STRS included poster presentations for the second time, mainly because his office received so many abstracts, said Steven Henriksen, PhD, WesternU vice president for research and biotechnology. The students could not all give oral presentations because the program would have gone on too long. Some might think that giving a 10-minute oral presentation is more prestigious, but most people who regularly present at scientific meetings prefer a poster, Henriksen said.

“You have a much better opportunity to be able to present your ideas in a poster session because you have an endless period of time, and therefore you can go into great detail,” he said. “It is selective. People will come to a poster because they are interested in it and spend as much time as much time as they want. It is much more effective in communicating your data.”

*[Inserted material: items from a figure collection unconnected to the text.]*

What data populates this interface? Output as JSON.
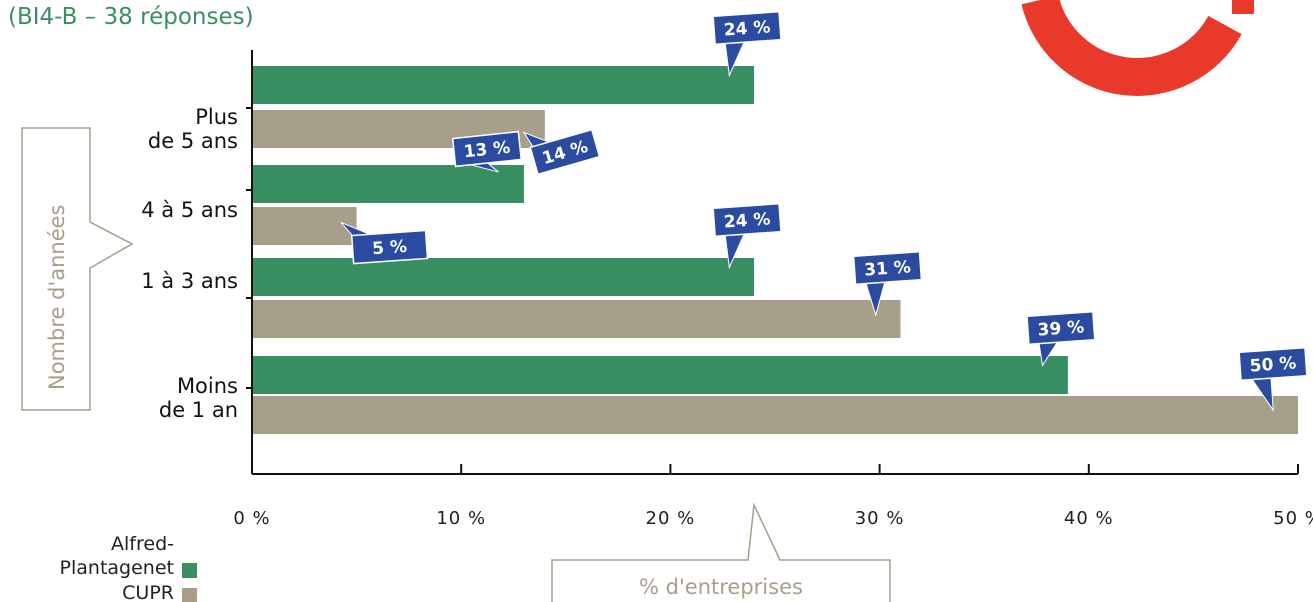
{
  "subtitle": "(BI4-B – 38 réponses)",
  "colors": {
    "alfred": "#3a8f62",
    "cupr": "#a89f8a",
    "callout": "#2a4ba0",
    "logo": "#e8392b",
    "axis_title": "#a89f8a"
  },
  "chart_data": {
    "type": "bar",
    "orientation": "horizontal",
    "categories": [
      {
        "lines": [
          "Plus",
          "de 5  ans"
        ]
      },
      {
        "lines": [
          "4 à 5 ans"
        ]
      },
      {
        "lines": [
          "1 à 3 ans"
        ]
      },
      {
        "lines": [
          "Moins",
          "de 1  an"
        ]
      }
    ],
    "series": [
      {
        "name": "Alfred-\nPlantagenet",
        "legend_lines": [
          "Alfred-",
          "Plantagenet"
        ],
        "color": "#3a8f62",
        "values": [
          24,
          13,
          24,
          39
        ],
        "labels": [
          "24 %",
          "13 %",
          "24 %",
          "39 %"
        ]
      },
      {
        "name": "CUPR",
        "legend_lines": [
          "CUPR"
        ],
        "color": "#a89f8a",
        "values": [
          14,
          5,
          31,
          50
        ],
        "labels": [
          "14 %",
          "5 %",
          "31 %",
          "50 %"
        ]
      }
    ],
    "xlim": [
      0,
      50
    ],
    "xticks": [
      0,
      10,
      20,
      30,
      40,
      50
    ],
    "xtick_labels": [
      "0 %",
      "10 %",
      "20 %",
      "30 %",
      "40 %",
      "50 %"
    ],
    "xlabel": "% d'entreprises",
    "ylabel": "Nombre d'années",
    "grid": false,
    "legend_position": "bottom-left"
  }
}
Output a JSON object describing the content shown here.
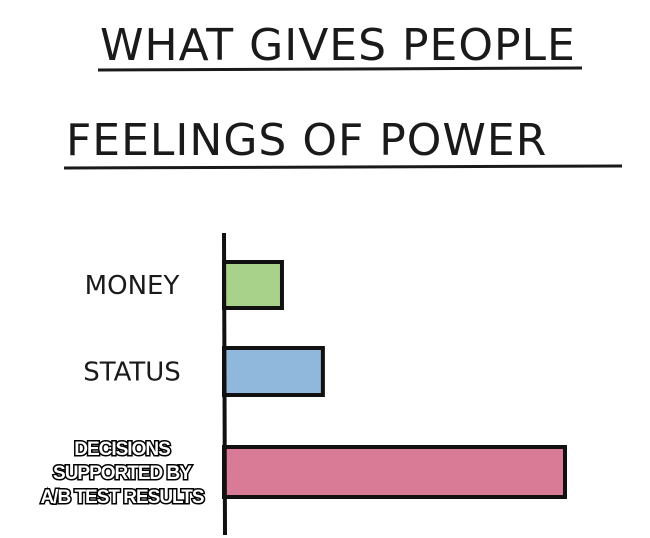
{
  "chart_data": {
    "type": "bar",
    "orientation": "horizontal",
    "title_lines": [
      "WHAT GIVES PEOPLE",
      "FEELINGS OF POWER"
    ],
    "categories": [
      {
        "label_lines": [
          "MONEY"
        ],
        "style": "handwritten"
      },
      {
        "label_lines": [
          "STATUS"
        ],
        "style": "handwritten"
      },
      {
        "label_lines": [
          "DECISIONS",
          "SUPPORTED BY",
          "A/B TEST RESULTS"
        ],
        "style": "meme-impact"
      }
    ],
    "values": [
      17,
      29,
      100
    ],
    "value_scale": "relative, percent of largest bar (no axis ticks printed)",
    "colors": [
      "#a8d28a",
      "#8fb8dc",
      "#d97b96"
    ],
    "xlim": [
      0,
      100
    ],
    "grid": false,
    "legend": "none"
  }
}
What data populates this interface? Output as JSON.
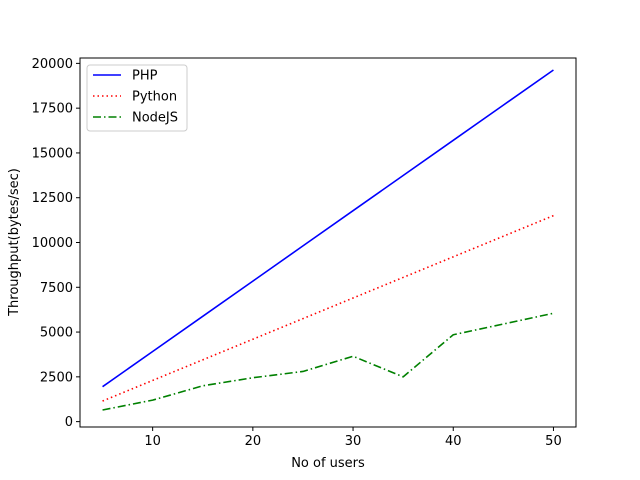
{
  "chart_data": {
    "type": "line",
    "title": "",
    "xlabel": "No of users",
    "ylabel": "Throughput(bytes/sec)",
    "xlim": [
      2.75,
      52.25
    ],
    "ylim": [
      -300,
      20300
    ],
    "xticks": [
      10,
      20,
      30,
      40,
      50
    ],
    "yticks": [
      0,
      2500,
      5000,
      7500,
      10000,
      12500,
      15000,
      17500,
      20000
    ],
    "grid": false,
    "legend_position": "upper-left",
    "x": [
      5,
      10,
      15,
      20,
      25,
      30,
      35,
      40,
      45,
      50
    ],
    "series": [
      {
        "name": "PHP",
        "color": "#0000ff",
        "style": "solid",
        "values": [
          1950,
          3915,
          5880,
          7845,
          9810,
          11775,
          13740,
          15705,
          17670,
          19630
        ]
      },
      {
        "name": "Python",
        "color": "#ff0000",
        "style": "dotted",
        "values": [
          1150,
          2300,
          3450,
          4600,
          5750,
          6900,
          8050,
          9200,
          10350,
          11500
        ]
      },
      {
        "name": "NodeJS",
        "color": "#008000",
        "style": "dashdot",
        "values": [
          650,
          1200,
          2000,
          2450,
          2800,
          3650,
          2500,
          4850,
          5450,
          6050
        ]
      }
    ]
  }
}
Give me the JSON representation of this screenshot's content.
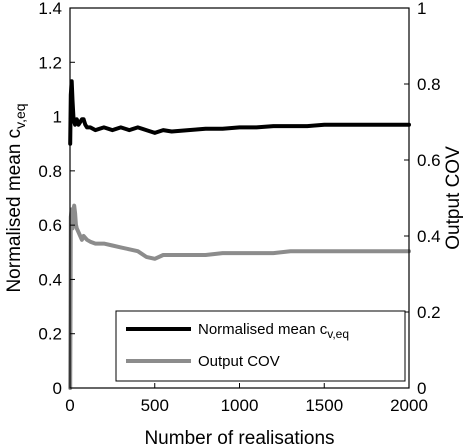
{
  "chart_data": {
    "type": "line",
    "xlabel": "Number of realisations",
    "ylabel_left": {
      "main": "Normalised mean c",
      "sub": "v,eq"
    },
    "ylabel_right": "Output COV",
    "xlim": [
      0,
      2000
    ],
    "ylim_left": [
      0,
      1.4
    ],
    "ylim_right": [
      0,
      1
    ],
    "x_ticks": [
      "0",
      "500",
      "1000",
      "1500",
      "2000"
    ],
    "y_ticks_left": [
      "0",
      "0.2",
      "0.4",
      "0.6",
      "0.8",
      "1",
      "1.2",
      "1.4"
    ],
    "y_ticks_right": [
      "0",
      "0.2",
      "0.4",
      "0.6",
      "0.8",
      "1"
    ],
    "grid": false,
    "legend_position": "bottom-right",
    "series": [
      {
        "name": "Normalised mean c",
        "name_sub": "v,eq",
        "axis": "left",
        "color": "#000000",
        "x": [
          1,
          5,
          10,
          15,
          20,
          25,
          30,
          40,
          50,
          60,
          70,
          80,
          90,
          100,
          120,
          150,
          200,
          250,
          300,
          350,
          400,
          450,
          500,
          550,
          600,
          700,
          800,
          900,
          1000,
          1100,
          1200,
          1300,
          1400,
          1500,
          1600,
          1700,
          1800,
          1900,
          2000
        ],
        "y": [
          0.9,
          1.08,
          1.13,
          1.06,
          1.0,
          0.98,
          0.97,
          0.99,
          0.97,
          0.98,
          0.99,
          0.99,
          0.97,
          0.96,
          0.96,
          0.95,
          0.96,
          0.95,
          0.96,
          0.95,
          0.96,
          0.95,
          0.94,
          0.95,
          0.945,
          0.95,
          0.955,
          0.955,
          0.96,
          0.96,
          0.965,
          0.965,
          0.965,
          0.97,
          0.97,
          0.97,
          0.97,
          0.97,
          0.97
        ]
      },
      {
        "name": "Output COV",
        "axis": "right",
        "color": "#8c8c8c",
        "x": [
          1,
          3,
          5,
          10,
          15,
          20,
          25,
          30,
          35,
          40,
          50,
          60,
          70,
          80,
          100,
          120,
          150,
          200,
          250,
          300,
          350,
          400,
          450,
          500,
          550,
          600,
          700,
          800,
          900,
          1000,
          1100,
          1200,
          1300,
          1400,
          1500,
          1600,
          1700,
          1800,
          1900,
          2000
        ],
        "y": [
          0.0,
          0.2,
          0.45,
          0.47,
          0.42,
          0.47,
          0.48,
          0.46,
          0.43,
          0.42,
          0.41,
          0.4,
          0.39,
          0.4,
          0.39,
          0.385,
          0.38,
          0.38,
          0.375,
          0.37,
          0.365,
          0.36,
          0.345,
          0.34,
          0.35,
          0.35,
          0.35,
          0.35,
          0.355,
          0.355,
          0.355,
          0.355,
          0.36,
          0.36,
          0.36,
          0.36,
          0.36,
          0.36,
          0.36,
          0.36
        ]
      }
    ]
  }
}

STRS is an important part of Henriksen’s goal of promoting and enhancing research at WesternU.

“As far as the growth of the research enterprise, it has been tremendous in the sense of people getting grants, and the prestige of the institution has been enhanced because of the research,” Henriksen said. “We don’t just have an academic mission; we have a research mission too. All health care professions realize how important that is. To be able to expand the scope of what it means to be a health sciences university has been a dream that I had, and it has come to pass.”